Quick Overview
Following the annexation of Georgia (1801) Russia in 1803 appointed General Paul Tsitsianov as the Commander-in-Chief and Civilian Governor of Georgia, Inspector of the Caucasian Line, and Military Governor of Astrakhan. Having been given such unprecedented authority, Tsitsianov, himself a Russianized Georgian prince, decided to prove himself to the tsar by completely subjugating the kingdom of eastern Georgia and by bringing the various khanates located south of the Caucasus Mountains, which had been nominally under Iranian suzerainty for some three centuries, under Russian authority.
After arresting and exiling most of the Georgian royal family to Russia, Tsitsianov send messages to the khans of the South Caucasus demanding their submission to Russia. Tsitsianov’s intention was to frighten the khans to such an extent that they would turn away from Iran—which, by now had resolved its internal problems and had accepted Fath `Ali Shah Qajar (the nephew of Aqa Mohammad Khan), as the new shah—and seek Russian protection.
After sending numerous threatening messages to a number of khans, Tsitsianov, at the start of 1804, decided to demonstrate the might of the Russian army by laying siege to Ganja. His destruction of Ganja (which he renamed Elisavetpol in honor of Tsar Alexander’s wife), where a large number (3,700) of Muslims, including Javad Khan of Ganja, his son and some of his relatives were killed, triggered the First Russo-Iranian War (1804-1813). Having failed to take Yerevan in 1804, Tsitsianov then tried to intimidate or entice the khans of Karabagh, Kuba, Karabagh, Kuba, Sheki, Shirvan and Baku to submit to Russia. Tsitsianov’s promise of Russian protection, as well as his guarantee that the khans would remain in charge of their domains, convinced the khans of Karabagh, Shirvan and Sheki to come to terms with Russia.

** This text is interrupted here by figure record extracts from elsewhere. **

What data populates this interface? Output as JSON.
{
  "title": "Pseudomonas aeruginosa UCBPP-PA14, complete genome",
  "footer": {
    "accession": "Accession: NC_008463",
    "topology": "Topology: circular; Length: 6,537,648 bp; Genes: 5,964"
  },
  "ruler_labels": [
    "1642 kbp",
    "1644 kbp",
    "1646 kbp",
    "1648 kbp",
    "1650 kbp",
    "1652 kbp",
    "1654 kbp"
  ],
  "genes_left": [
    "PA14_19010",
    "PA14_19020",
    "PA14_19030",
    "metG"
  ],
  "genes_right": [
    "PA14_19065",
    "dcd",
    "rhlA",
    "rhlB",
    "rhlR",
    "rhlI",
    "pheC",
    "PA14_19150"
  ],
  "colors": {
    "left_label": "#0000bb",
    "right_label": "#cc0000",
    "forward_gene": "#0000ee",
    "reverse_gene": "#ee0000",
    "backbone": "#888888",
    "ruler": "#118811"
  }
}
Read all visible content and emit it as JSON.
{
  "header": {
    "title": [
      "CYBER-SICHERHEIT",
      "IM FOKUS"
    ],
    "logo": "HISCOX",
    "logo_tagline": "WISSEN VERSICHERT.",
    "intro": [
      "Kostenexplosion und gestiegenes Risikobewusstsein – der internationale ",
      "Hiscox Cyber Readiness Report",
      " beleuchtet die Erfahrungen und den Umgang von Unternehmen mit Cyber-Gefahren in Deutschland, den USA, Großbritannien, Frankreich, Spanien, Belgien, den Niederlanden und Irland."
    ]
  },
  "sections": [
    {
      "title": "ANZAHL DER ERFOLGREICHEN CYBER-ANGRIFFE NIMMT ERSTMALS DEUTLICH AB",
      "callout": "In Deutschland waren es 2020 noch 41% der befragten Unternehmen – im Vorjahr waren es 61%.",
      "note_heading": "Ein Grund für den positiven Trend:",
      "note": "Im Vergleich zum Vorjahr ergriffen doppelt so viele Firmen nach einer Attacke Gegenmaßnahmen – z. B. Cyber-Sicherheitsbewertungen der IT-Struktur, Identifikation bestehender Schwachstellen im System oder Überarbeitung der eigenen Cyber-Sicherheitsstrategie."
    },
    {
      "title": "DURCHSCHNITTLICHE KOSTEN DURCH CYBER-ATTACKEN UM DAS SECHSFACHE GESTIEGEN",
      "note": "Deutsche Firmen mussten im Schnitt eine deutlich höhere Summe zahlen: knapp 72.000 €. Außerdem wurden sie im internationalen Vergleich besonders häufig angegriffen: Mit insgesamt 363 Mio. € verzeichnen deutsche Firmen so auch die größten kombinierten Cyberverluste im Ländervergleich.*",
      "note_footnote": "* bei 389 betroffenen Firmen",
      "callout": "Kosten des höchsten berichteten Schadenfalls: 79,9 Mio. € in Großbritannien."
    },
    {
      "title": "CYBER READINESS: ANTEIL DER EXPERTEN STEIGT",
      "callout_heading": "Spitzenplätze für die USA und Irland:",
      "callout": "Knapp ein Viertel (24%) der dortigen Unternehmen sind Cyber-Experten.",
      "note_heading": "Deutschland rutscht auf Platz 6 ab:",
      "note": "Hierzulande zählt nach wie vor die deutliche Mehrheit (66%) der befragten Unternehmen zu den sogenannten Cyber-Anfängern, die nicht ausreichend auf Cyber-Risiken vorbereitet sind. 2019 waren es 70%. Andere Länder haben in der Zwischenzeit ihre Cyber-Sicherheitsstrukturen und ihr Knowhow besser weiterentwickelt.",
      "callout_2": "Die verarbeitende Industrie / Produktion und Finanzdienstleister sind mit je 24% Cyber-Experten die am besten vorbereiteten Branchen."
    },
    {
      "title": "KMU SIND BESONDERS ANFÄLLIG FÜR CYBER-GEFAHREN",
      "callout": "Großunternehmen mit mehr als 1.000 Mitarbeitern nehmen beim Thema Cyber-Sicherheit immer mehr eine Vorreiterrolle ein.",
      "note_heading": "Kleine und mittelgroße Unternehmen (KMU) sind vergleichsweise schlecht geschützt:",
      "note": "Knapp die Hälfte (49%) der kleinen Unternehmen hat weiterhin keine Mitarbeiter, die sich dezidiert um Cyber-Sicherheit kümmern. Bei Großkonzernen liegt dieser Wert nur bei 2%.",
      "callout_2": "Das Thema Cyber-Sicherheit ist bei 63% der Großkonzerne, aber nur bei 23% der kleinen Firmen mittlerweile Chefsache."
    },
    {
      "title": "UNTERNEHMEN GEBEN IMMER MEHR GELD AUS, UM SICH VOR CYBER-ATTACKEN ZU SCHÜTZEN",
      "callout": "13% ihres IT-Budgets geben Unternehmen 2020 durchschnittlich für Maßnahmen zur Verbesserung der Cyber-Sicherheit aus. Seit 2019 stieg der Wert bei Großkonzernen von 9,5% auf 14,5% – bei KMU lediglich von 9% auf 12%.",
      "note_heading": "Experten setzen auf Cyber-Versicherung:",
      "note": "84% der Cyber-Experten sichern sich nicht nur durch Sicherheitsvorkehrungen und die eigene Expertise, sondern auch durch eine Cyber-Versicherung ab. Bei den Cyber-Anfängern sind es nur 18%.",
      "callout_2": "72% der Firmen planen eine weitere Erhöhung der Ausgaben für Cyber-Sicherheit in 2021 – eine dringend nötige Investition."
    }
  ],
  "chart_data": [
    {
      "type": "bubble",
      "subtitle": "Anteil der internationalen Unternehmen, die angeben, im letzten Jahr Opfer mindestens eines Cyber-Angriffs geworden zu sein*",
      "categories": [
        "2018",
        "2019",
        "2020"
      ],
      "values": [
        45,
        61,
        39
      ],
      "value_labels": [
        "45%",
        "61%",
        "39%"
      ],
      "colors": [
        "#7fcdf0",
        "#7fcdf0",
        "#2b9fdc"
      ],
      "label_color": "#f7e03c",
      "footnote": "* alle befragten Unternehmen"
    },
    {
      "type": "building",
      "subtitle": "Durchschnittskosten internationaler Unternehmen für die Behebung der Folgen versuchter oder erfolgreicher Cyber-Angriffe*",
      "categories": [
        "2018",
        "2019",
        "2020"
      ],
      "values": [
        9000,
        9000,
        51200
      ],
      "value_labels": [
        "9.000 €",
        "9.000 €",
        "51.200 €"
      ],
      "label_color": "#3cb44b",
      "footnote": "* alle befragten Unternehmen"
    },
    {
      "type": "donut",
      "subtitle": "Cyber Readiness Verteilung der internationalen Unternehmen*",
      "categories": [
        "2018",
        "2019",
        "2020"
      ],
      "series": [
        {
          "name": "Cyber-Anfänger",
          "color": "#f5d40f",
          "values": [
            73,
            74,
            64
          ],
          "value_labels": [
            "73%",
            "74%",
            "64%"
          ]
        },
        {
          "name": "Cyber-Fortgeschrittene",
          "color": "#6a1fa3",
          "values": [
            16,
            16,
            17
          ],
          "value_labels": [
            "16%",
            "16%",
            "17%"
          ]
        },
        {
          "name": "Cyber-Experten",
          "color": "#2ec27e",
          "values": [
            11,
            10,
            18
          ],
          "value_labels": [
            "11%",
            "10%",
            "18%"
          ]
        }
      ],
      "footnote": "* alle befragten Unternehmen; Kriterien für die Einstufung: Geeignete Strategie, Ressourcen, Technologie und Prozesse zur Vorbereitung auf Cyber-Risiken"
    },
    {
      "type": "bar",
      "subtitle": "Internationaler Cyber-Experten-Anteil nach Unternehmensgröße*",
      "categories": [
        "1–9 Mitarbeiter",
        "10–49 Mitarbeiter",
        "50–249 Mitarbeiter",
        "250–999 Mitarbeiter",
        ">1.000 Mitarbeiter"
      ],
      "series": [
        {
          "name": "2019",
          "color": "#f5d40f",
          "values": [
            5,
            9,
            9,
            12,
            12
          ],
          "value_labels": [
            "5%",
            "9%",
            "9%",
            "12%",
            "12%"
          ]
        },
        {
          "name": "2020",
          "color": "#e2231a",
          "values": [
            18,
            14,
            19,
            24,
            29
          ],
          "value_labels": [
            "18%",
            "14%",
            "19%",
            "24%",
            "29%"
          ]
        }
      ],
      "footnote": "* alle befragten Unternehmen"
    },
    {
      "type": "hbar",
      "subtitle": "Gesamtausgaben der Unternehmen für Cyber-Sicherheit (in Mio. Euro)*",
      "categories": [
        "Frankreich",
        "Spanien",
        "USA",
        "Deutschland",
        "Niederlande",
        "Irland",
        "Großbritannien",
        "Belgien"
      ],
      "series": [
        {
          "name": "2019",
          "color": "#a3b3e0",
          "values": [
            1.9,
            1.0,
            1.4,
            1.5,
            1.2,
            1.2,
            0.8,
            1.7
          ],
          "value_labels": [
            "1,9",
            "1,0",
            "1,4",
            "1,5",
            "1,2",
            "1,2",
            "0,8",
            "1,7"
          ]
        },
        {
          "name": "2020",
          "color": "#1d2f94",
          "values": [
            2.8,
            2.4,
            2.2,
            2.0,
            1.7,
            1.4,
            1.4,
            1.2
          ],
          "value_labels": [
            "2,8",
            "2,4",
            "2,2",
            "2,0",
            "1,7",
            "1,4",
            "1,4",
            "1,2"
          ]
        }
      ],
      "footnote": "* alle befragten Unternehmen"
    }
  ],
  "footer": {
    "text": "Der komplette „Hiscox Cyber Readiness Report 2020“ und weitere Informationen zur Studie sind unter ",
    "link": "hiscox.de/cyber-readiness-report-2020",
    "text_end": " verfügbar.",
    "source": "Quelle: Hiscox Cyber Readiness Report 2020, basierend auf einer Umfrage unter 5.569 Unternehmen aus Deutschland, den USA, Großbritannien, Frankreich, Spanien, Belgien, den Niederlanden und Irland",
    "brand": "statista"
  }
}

On May 26, 1805 Ebrahim Khan of Karabagh and Tsitsianov signed a treaty by which the khan swore by the Qur’an that he would be loyal to the Russian emperor. On January 6, 1806 Mostafa Khan of Shirvan signed a similar treaty. Although Salim Khan of Sheki had agreed to a similar treaty, the formal treaty was signed by Tsitsianov’s successor General Ivan Gudovich with Ja`far Qoli Khan of Sheki on January 12, 1807. The khans of Karabagh, Sheki and Shirvan were left to administer their own domains, continued to send their annual tribute in gold rubles, as well as hostages to Tiflis, and provide food and lodging for the Russian garrisons. More importantly, the khans remained in charge of appointing officials, collecting taxes or granting tax-exemption, and farming out revenues.
The state of affairs changed dramatically at the end of 1816 with the appointment of General Alexei Yermolov, as the new Commander-in-Chief of Georgia with jurisdiction over the whole of the Caucasus. Yermolov felt that the entire Caucasus and the region south of the Caucasus Mountains must become an integral part of the Russian Empire. He was not only against the continuation of independent or semi-independent khanates or enclaves, but also felt that Russian security in the region depended on the conquest of the khanates of Yerevan and Nakhichevan, with the Aras (Arax) River forming the new boundary between the two states.
When the khan of Sheki, Esma`il, died in 1819, without any direct male heir, Yermolov annexed the khanate. Seeing the writing on the wall, Mostafa Khan of Shirvan fled to Iran in 1820. Yermolov immediately annexed that khanate. When Mahdi Qoli Khan of Karabagh also fled to Iran in 1822 Yermolov annexed the last selfruling khanate as well.
Following the annexation of each khanate, Yermolov commissioned a detailed demographic and economic survey. Only a handful of these surveys, describing the socioeconomic conditions of a former Iranian province in its last year of its existence have survived in the archives of Russia, Armenia, Georgia and Azerbaijan.
The first volume of this series is an English translation, with an introduction, annotations and commentary of the first survey, that of Sheki.